Hi Peter,
> That's interesting, where can I read about "giant-stepping the generator"?
> The wiki article
> http://en.wikipedia.org/wiki/Linear_congruential_generator doesn't
> mention distributed processing.
The term "giant-stepping" may not be in general use....
The idea is to find an efficient way to compute an RNG state
far ahead of the current one.
For a multiplicative generator like that of the NPB:
x[k+1] = a * x[k] mod p
(p not necessarily prime), observe that
x[k+2] = a * x[k+1] mod p = a**2 * x[k] mod p
so
x[k+m] = (a**m mod p) * x[k] mod p
a**m mod p may be efficiently computed by Russian Peasant:
http://en.wikipedia.org/wiki/Ancient_Egyptian_multiplication#Russian_peasant_multiplication
Then
x[k+2*m] = (a**m mod p) * x[k+m] mod p
et cetera. Single-threaded operations fill in the rest.

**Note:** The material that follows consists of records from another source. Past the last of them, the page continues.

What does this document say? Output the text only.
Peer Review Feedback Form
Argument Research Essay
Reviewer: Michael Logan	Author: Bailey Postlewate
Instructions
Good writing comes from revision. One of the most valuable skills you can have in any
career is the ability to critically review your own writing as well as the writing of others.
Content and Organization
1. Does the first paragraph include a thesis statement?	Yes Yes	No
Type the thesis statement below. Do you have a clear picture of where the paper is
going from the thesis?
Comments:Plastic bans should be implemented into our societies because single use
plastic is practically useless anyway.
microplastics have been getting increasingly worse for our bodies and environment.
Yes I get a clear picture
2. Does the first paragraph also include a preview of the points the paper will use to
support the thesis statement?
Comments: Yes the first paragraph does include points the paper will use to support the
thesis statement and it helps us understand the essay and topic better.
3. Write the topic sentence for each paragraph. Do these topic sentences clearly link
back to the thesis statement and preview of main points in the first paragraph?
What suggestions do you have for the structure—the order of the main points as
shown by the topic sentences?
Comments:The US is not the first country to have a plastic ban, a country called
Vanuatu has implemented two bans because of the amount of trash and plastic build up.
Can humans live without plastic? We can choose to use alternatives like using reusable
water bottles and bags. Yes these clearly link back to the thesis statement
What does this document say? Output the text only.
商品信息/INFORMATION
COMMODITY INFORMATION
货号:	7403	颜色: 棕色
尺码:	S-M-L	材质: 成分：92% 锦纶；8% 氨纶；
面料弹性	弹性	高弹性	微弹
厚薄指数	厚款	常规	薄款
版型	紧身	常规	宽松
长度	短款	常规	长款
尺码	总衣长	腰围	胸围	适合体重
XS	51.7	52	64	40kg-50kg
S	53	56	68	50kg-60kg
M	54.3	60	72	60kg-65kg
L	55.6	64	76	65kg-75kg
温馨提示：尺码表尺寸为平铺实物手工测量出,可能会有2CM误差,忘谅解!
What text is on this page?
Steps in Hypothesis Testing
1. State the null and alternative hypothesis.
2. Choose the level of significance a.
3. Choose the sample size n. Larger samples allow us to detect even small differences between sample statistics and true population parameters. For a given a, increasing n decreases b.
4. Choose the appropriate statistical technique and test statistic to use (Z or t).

For LFSR-based generators, the multiplier is a bit matrix,
so powers of that matrix would need to be computed (also by
Russian Peasant).
The scheme would be particular to each generation algorithm.
Surprisingly many RNG can be parallelized this way; the big
advantage over (say) simply giving each computational thread
private RNG parameters is that with care the results of a
parallel computation could match those of a serial one.